Subject categories Clinical Medicine

Abstract

To investigate the relationship between heart rate and outcomes in heart failure and reduced ejection fraction (HFrEF) patients in sinus rhythm (SR) and atrial fibrillation (AF) adjusting for natriuretic peptide concentration, a powerful prognosticator.Of 13 562 patients from two large HFrEF trials, 10 113 (74.6%) were in SR and 3449 (25.4%) in AF. The primary endpoint was the composite of cardiovascular death or heart failure hospitalization. Heart rate was analysed as a categorical (tertiles, T1-3) and continuous variable (per 10 bpm), separately in patients in SR and AF. Outcomes were adjusted for prognostic variables, including N-terminal prohormone of B-type natriuretic peptide (NT-proBNP), and also examined using change from baseline heart rate to 1 year (≤ -10 bpm, ≥ +10 bpm, < ±10 bpm). SR patients with a higher heart rate had worse symptoms and quality of life, more often had diabetes and higher NT-proBNP concentrations.
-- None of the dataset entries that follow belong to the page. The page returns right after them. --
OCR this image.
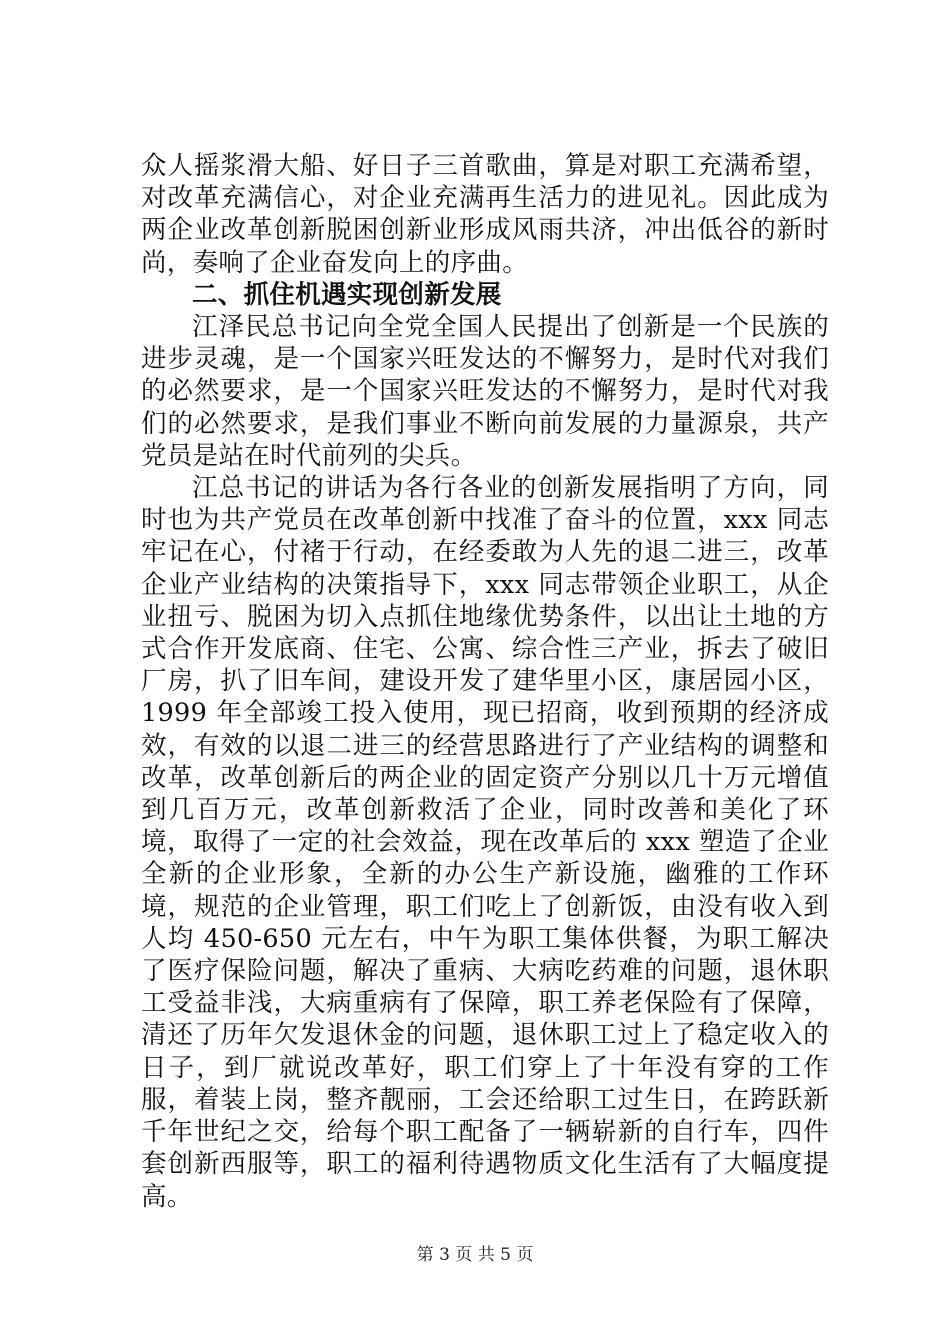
众人摇浆滑大船、好日子三首歌曲，算是对职工充满希望，对改革充满信心，对企业充满再生活力的进见礼。因此成为两企业改革创新脱困创新业形成风雨共济，冲出低谷的新时尚，奏响了企业奋发向上的序曲。

二、抓住机遇实现创新发展

江泽民总书记向全党全国人民提出了创新是一个民族的进步灵魂，是一个国家兴旺发达的不懈努力，是时代对我们的必然要求，是一个国家兴旺发达的不懈努力，是时代对我们的必然要求，是我们事业不断向前发展的力量源泉，共产党员是站在时代前列的尖兵。

江总书记的讲话为各行各业的创新发展指明了方向，同时也为共产党员在改革创新中找准了奋斗的位置，xxx 同志牢记在心，付褚于行动，在经委敢为人先的退二进三，改革企业产业结构的决策指导下，xxx 同志带领企业职工，从企业扭亏、脱困为切入点抓住地缘优势条件，以出让土地的方式合作开发底商、住宅、公寓、综合性三产业，拆去了破旧厂房，扒了旧车间，建设开发了建华里小区，康居园小区，1999 年全部竣工投入使用，现已招商，收到预期的经济成效，有效的以退二进三的经营思路进行了产业结构的调整和改革，改革创新后的两企业的固定资产分别以几十万元增值到几百万元，改革创新救活了企业，同时改善和美化了环境，取得了一定的社会效益，现在改革后的 xxx 塑造了企业全新的企业形象，全新的办公生产新设施，幽雅的工作环境，规范的企业管理，职工们吃上了创新饭，由没有收入到人均 450-650 元左右，中午为职工集体供餐，为职工解决了医疗保险问题，解决了重病、大病吃药难的问题，退休职工受益非浅，大病重病有了保障，职工养老保险有了保障，清还了历年欠发退休金的问题，退休职工过上了稳定收入的日子，到厂就说改革好，职工们穿上了十年没有穿的工作服，着装上岗，整齐靓丽，工会还给职工过生日，在跨跃新千年世纪之交，给每个职工配备了一辆崭新的自行车，四件套创新西服等，职工的福利待遇物质文化生活有了大幅度提高。

第 3 页 共 5 页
They had higher risk of the primary endpoint [T3 vs. T1 adjusted hazard ratio (HR) 1.50, 95% confidence interval (CI) 1.35-1.66; P < 0.001; per 10 bpm: 1.12, 95% CI 1.09-1.16; P < 0.001]. In SR, heart rate was associated with a relatively higher risk of pump failure than sudden death (adjusted HR per 10 bpm 1.17, 95% CI 1.09-1.26; P < 0.001 vs. 1.07, 95% CI 1.02-1.13; P = 0.011). Heart rate was not predictive of any outcome in AF.In HFrEF, an elevated heart rate was an independent predictor of adverse cardiovascular outcomes in patients in SR, even after adjustment for NT-proBNP. There was no relationship between heart rate and outcomes in AF.ClinicalTrials.gov Identifiers NCT01035255 and NCT00853658.